Slowdown over IB using HPC 2012R2 and Ansys Fluent RRS feed

  • Question

  • I have recently installed infiniband hardware in our small cluster, and while initial performance metrics through HPC Pack 2012 R2 (Update 3) are good (consistently low latency, high bandwidth), I am seeing some strange behaviour of our primary simulation tool, Ansys Fluent. 

    As soon as I go over about 3 nodes (16 cores each), my simulation stalls every 10 or so iterations. The performance is great between these stalls, much faster than over GbE, for example. Over 8 nodes, the simulation proceeds with extreme speed, and then frustratingly will sit for 10 seconds or so doing nothing, before it picks up again. Over time, the overall simulation time is about the same as over GbE, purely due to these waiting periods. 

    I've looked at all the metrics I can think of through perfmon, and nothing stands out. During these stalls, there is 0 CPU activity across the cluster, and nothing unusual over either the Enterprise or Private (IB) networks. Although it's hard to know what to look for. One clue is that the RDMA traffic goes to 0 during the stall, and there's as slight increase in GbE traffic, although it's barely perceptible and may just be noise. There is 0 CPU activity, and no hard faults, disk I/O or anything like that. 

    Does anyone have any ideas of what may be causing this? ANSYS support are out of ideas, and I have tried pretty much every possible firmware and driver combination available. They claim noone has had this issue, but I think the list of HPC users of Fluent running on windows could probably be counted on both hands. We have a linux cluster running the same hardware that doesn't have these issues. 

    I'm very curious to know if anyone has seen this kind of behaviour before. If not, perhaps you have some ideas based on the behaviour on what to check?

    Wednesday, May 9, 2018 10:30 AM

All replies

  • I've forwarded the issue to our MSMPI team.

    But meantime you could check: whether it is only Ansys Fluent only issue, or other MPI application has the same issue -- for example to run a LinPack Benchmark; thus to isolate whether it is application issue or platform issue

    A second try would be: try a different workload of Ansys Fluent, to see whether it is workload specific

    And meantime, HPC Pack also supports linux.

    Qiufang Shi

    Friday, May 11, 2018 3:20 AM
  • Thank you Qiufang.

    The problem is not Fluent workload specific, it occurs for all case types. 

    As far as I can tell, it also occurs for Linpack (I used Lizard). 

    I have since re-imaged the entire cluster, and the problem disappeared, but not for long. I have noticed that if I restart the OpenSM service, the problem goes away. Over about 12-24 hours, it re-occurs, until the service is restarted.
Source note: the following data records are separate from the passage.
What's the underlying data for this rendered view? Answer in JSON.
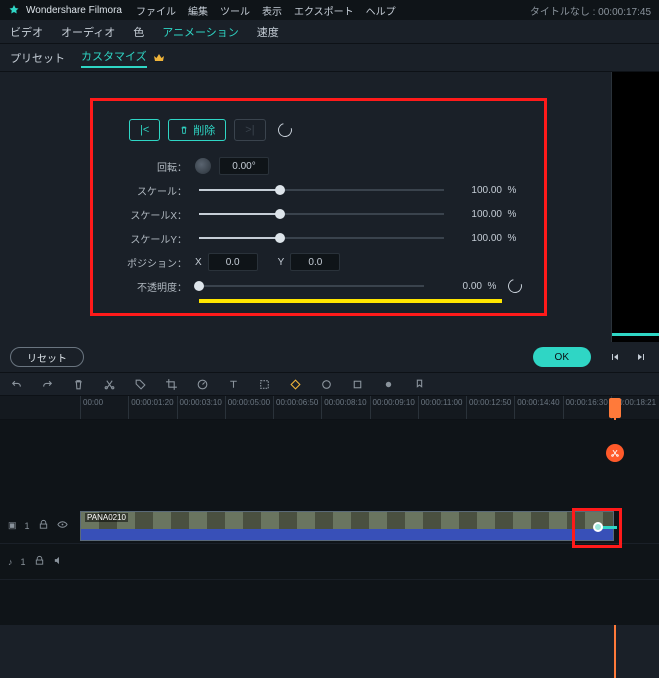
{
  "app": {
    "name": "Wondershare Filmora",
    "projectLabel": "タイトルなし :",
    "timecode": "00:00:17:45"
  },
  "menu": {
    "file": "ファイル",
    "edit": "編集",
    "tool": "ツール",
    "view": "表示",
    "export": "エクスポート",
    "help": "ヘルプ"
  },
  "tabs": {
    "video": "ビデオ",
    "audio": "オーディオ",
    "color": "色",
    "animation": "アニメーション",
    "speed": "速度"
  },
  "preset": {
    "preset": "プリセット",
    "customize": "カスタマイズ"
  },
  "keyframe": {
    "prev": "|<",
    "delete": "削除",
    "next": ">|"
  },
  "props": {
    "rotation": {
      "label": "回転：",
      "value": "0.00°"
    },
    "scale": {
      "label": "スケール：",
      "value": "100.00",
      "unit": "%",
      "pos": 33
    },
    "scaleX": {
      "label": "スケールX：",
      "value": "100.00",
      "unit": "%",
      "pos": 33
    },
    "scaleY": {
      "label": "スケールY：",
      "value": "100.00",
      "unit": "%",
      "pos": 33
    },
    "position": {
      "label": "ポジション：",
      "xLabel": "X",
      "x": "0.0",
      "yLabel": "Y",
      "y": "0.0"
    },
    "opacity": {
      "label": "不透明度：",
      "value": "0.00",
      "unit": "%",
      "pos": 0
    }
  },
  "buttons": {
    "reset": "リセット",
    "ok": "OK"
  },
  "ruler": [
    "00:00",
    "00:00:01:20",
    "00:00:03:10",
    "00:00:05:00",
    "00:00:06:50",
    "00:00:08:10",
    "00:00:09:10",
    "00:00:11:00",
    "00:00:12:50",
    "00:00:14:40",
    "00:00:16:30",
    "00:00:18:21"
  ],
  "tracks": {
    "video": "1",
    "audio": "1"
  },
  "clip": {
    "name": "PANA0210"
  }
}
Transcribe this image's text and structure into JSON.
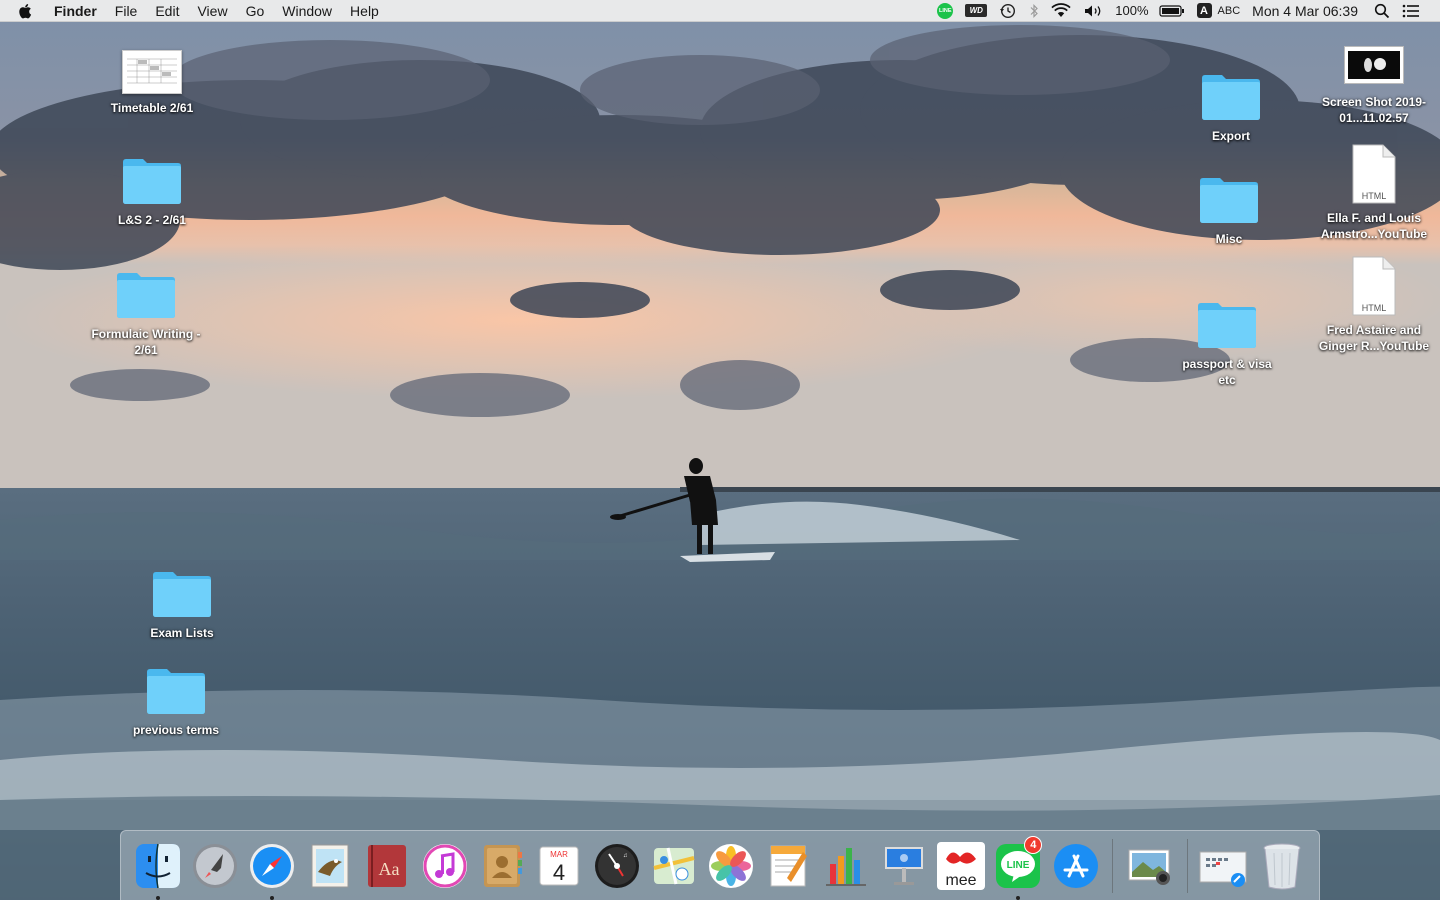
{
  "menubar": {
    "app_name": "Finder",
    "menus": [
      "File",
      "Edit",
      "View",
      "Go",
      "Window",
      "Help"
    ],
    "status": {
      "line_label": "LINE",
      "wd_label": "WD",
      "battery_percent": "100%",
      "input_letter": "A",
      "input_name": "ABC",
      "clock": "Mon 4 Mar  06:39"
    }
  },
  "desktop": {
    "left_items": [
      {
        "label": "Timetable 2/61",
        "kind": "thumbnail"
      },
      {
        "label": "L&S 2 - 2/61",
        "kind": "folder"
      },
      {
        "label": "Formulaic Writing - 2/61",
        "kind": "folder"
      },
      {
        "label": "Exam Lists",
        "kind": "folder"
      },
      {
        "label": "previous terms",
        "kind": "folder"
      }
    ],
    "right_items": [
      {
        "label": "Export",
        "kind": "folder"
      },
      {
        "label": "Misc",
        "kind": "folder"
      },
      {
        "label": "passport & visa etc",
        "kind": "folder"
      },
      {
        "label": "Screen Shot 2019-01...11.02.57",
        "kind": "screenshot"
      },
      {
        "label": "Ella F. and Louis Armstro...YouTube",
        "kind": "html",
        "doc_tag": "HTML"
      },
      {
        "label": "Fred Astaire and Ginger R...YouTube",
        "kind": "html",
        "doc_tag": "HTML"
      }
    ]
  },
  "dock": {
    "apps": [
      {
        "name": "finder-icon",
        "running": true
      },
      {
        "name": "launchpad-icon",
        "running": false
      },
      {
        "name": "safari-icon",
        "running": true
      },
      {
        "name": "preview-bird-icon",
        "running": false
      },
      {
        "name": "dictionary-icon",
        "running": false,
        "text": "Aa"
      },
      {
        "name": "itunes-icon",
        "running": false
      },
      {
        "name": "contacts-icon",
        "running": false
      },
      {
        "name": "calendar-icon",
        "running": false,
        "month": "MAR",
        "day": "4"
      },
      {
        "name": "dashboard-icon",
        "running": false
      },
      {
        "name": "maps-icon",
        "running": false
      },
      {
        "name": "photos-icon",
        "running": false
      },
      {
        "name": "pages-icon",
        "running": false
      },
      {
        "name": "numbers-icon",
        "running": false
      },
      {
        "name": "keynote-icon",
        "running": false
      },
      {
        "name": "mee-icon",
        "running": false,
        "text": "mee"
      },
      {
        "name": "line-icon",
        "running": true,
        "text": "LINE",
        "badge": "4"
      },
      {
        "name": "app-store-icon",
        "running": false
      }
    ],
    "right": [
      {
        "name": "image-capture-icon"
      },
      {
        "name": "downloads-stack-icon"
      },
      {
        "name": "trash-icon"
      }
    ]
  },
  "colors": {
    "folder_blue": "#5ac8f5",
    "menubar_bg": "#ececec",
    "badge_red": "#f03a2e",
    "line_green": "#1bc34a"
  }
}
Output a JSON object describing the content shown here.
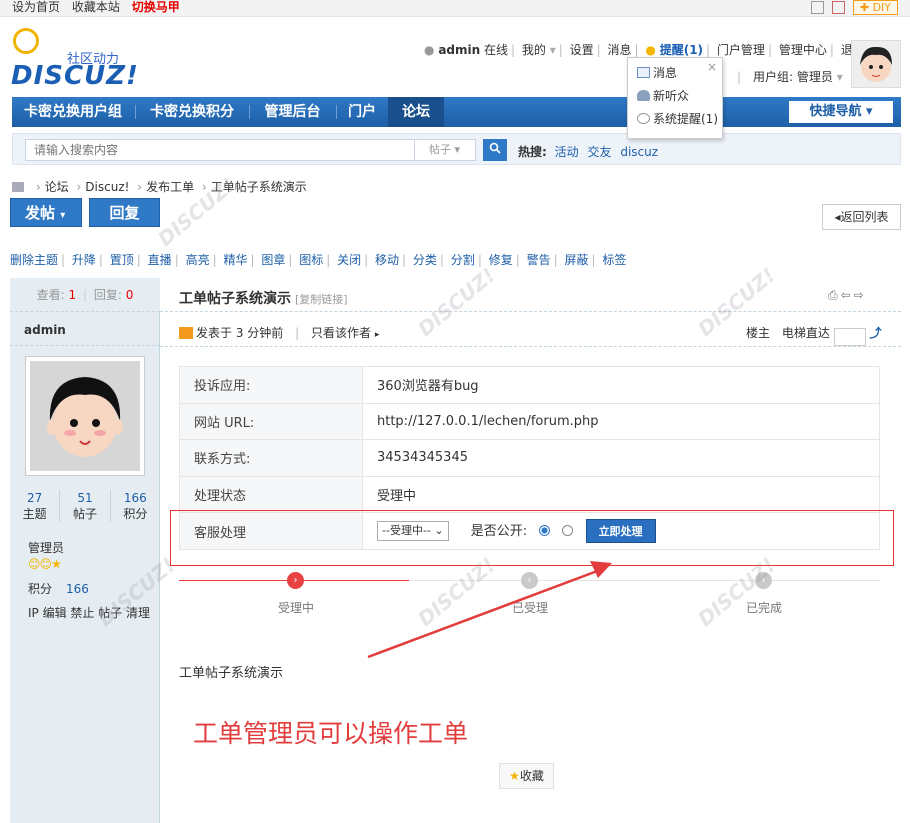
{
  "topbar": {
    "links": [
      "设为首页",
      "收藏本站"
    ],
    "switch": "切换马甲",
    "diy": "DIY"
  },
  "logo": {
    "slogan": "社区动力",
    "brand": "DISCUZ!"
  },
  "userbar": {
    "username": "admin",
    "online": "在线",
    "mine": "我的",
    "settings": "设置",
    "messages": "消息",
    "remind": "提醒(1)",
    "portal_admin": "门户管理",
    "admin_center": "管理中心",
    "logout": "退出",
    "usergroup": "用户组: 管理员"
  },
  "dropdown": {
    "items": [
      "消息",
      "新听众",
      "系统提醒(1)"
    ],
    "close": "×"
  },
  "nav": {
    "items": [
      "卡密兑换用户组",
      "卡密兑换积分",
      "管理后台",
      "门户",
      "论坛"
    ],
    "quick": "快捷导航"
  },
  "search": {
    "placeholder": "请输入搜索内容",
    "type": "帖子",
    "hot_label": "热搜:",
    "hot": [
      "活动",
      "交友",
      "discuz"
    ]
  },
  "breadcrumb": [
    "论坛",
    "Discuz!",
    "发布工单",
    "工单帖子系统演示"
  ],
  "buttons": {
    "post": "发帖",
    "reply": "回复",
    "back": "返回列表"
  },
  "modbar": [
    "删除主题",
    "升降",
    "置顶",
    "直播",
    "高亮",
    "精华",
    "图章",
    "图标",
    "关闭",
    "移动",
    "分类",
    "分割",
    "修复",
    "警告",
    "屏蔽",
    "标签"
  ],
  "thread": {
    "views_label": "查看:",
    "views": "1",
    "replies_label": "回复:",
    "replies": "0",
    "title": "工单帖子系统演示",
    "copy": "[复制链接]",
    "author": "admin",
    "posted": "发表于 3 分钟前",
    "only_author": "只看该作者",
    "floor": "楼主",
    "elevator": "电梯直达"
  },
  "profile": {
    "stats": [
      {
        "n": "27",
        "l": "主题"
      },
      {
        "n": "51",
        "l": "帖子"
      },
      {
        "n": "166",
        "l": "积分"
      }
    ],
    "group": "管理员",
    "credit_label": "积分",
    "credit": "166",
    "actions": "IP 编辑 禁止 帖子 清理"
  },
  "ticket": {
    "rows": [
      {
        "k": "投诉应用:",
        "v": "360浏览器有bug"
      },
      {
        "k": "网站 URL:",
        "v": "http://127.0.0.1/lechen/forum.php"
      },
      {
        "k": "联系方式:",
        "v": "34534345345"
      },
      {
        "k": "处理状态",
        "v": "受理中"
      }
    ],
    "handle_label": "客服处理",
    "select": "--受理中--",
    "public_label": "是否公开:",
    "submit": "立即处理"
  },
  "progress": {
    "steps": [
      "受理中",
      "已受理",
      "已完成"
    ],
    "current": 1
  },
  "content": {
    "body": "工单帖子系统演示",
    "note": "工单管理员可以操作工单",
    "favorite": "收藏"
  },
  "colors": {
    "nav_blue": "#2f79c6",
    "accent_red": "#e23c3c"
  }
}
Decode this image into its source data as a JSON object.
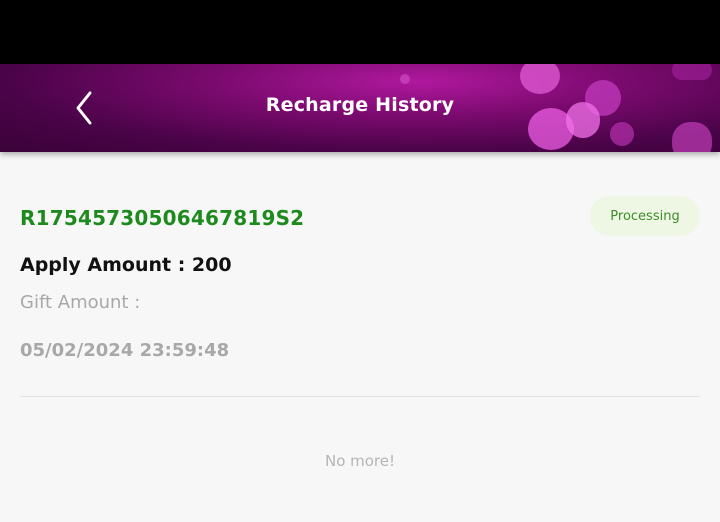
{
  "header": {
    "title": "Recharge History",
    "back_icon": "chevron-left-icon",
    "accent_color": "#8a0f7e"
  },
  "records": [
    {
      "order_id": "R17545730506467819S2",
      "status": "Processing",
      "status_color": "#3f8a2a",
      "apply_amount": "Apply Amount : 200",
      "gift_amount": "Gift Amount :",
      "datetime": "05/02/2024 23:59:48"
    }
  ],
  "footer": {
    "no_more": "No more!"
  }
}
This is the version of opensm that is provided with Mellanox's Win-OF 5.35 driver, the latest available for my hardware. A scan of the subnet doesn't report any unusual errors or problems, at any time. 

    Kind regards,

    Christian Rohr. 

    Wednesday, May 16, 2018 8:38 AM
  • From your description, it sounds like the network driver or network issue. Have you checked with Mellanox to check know issues?

    Qiufang Shi

    Friday, May 18, 2018 8:02 AM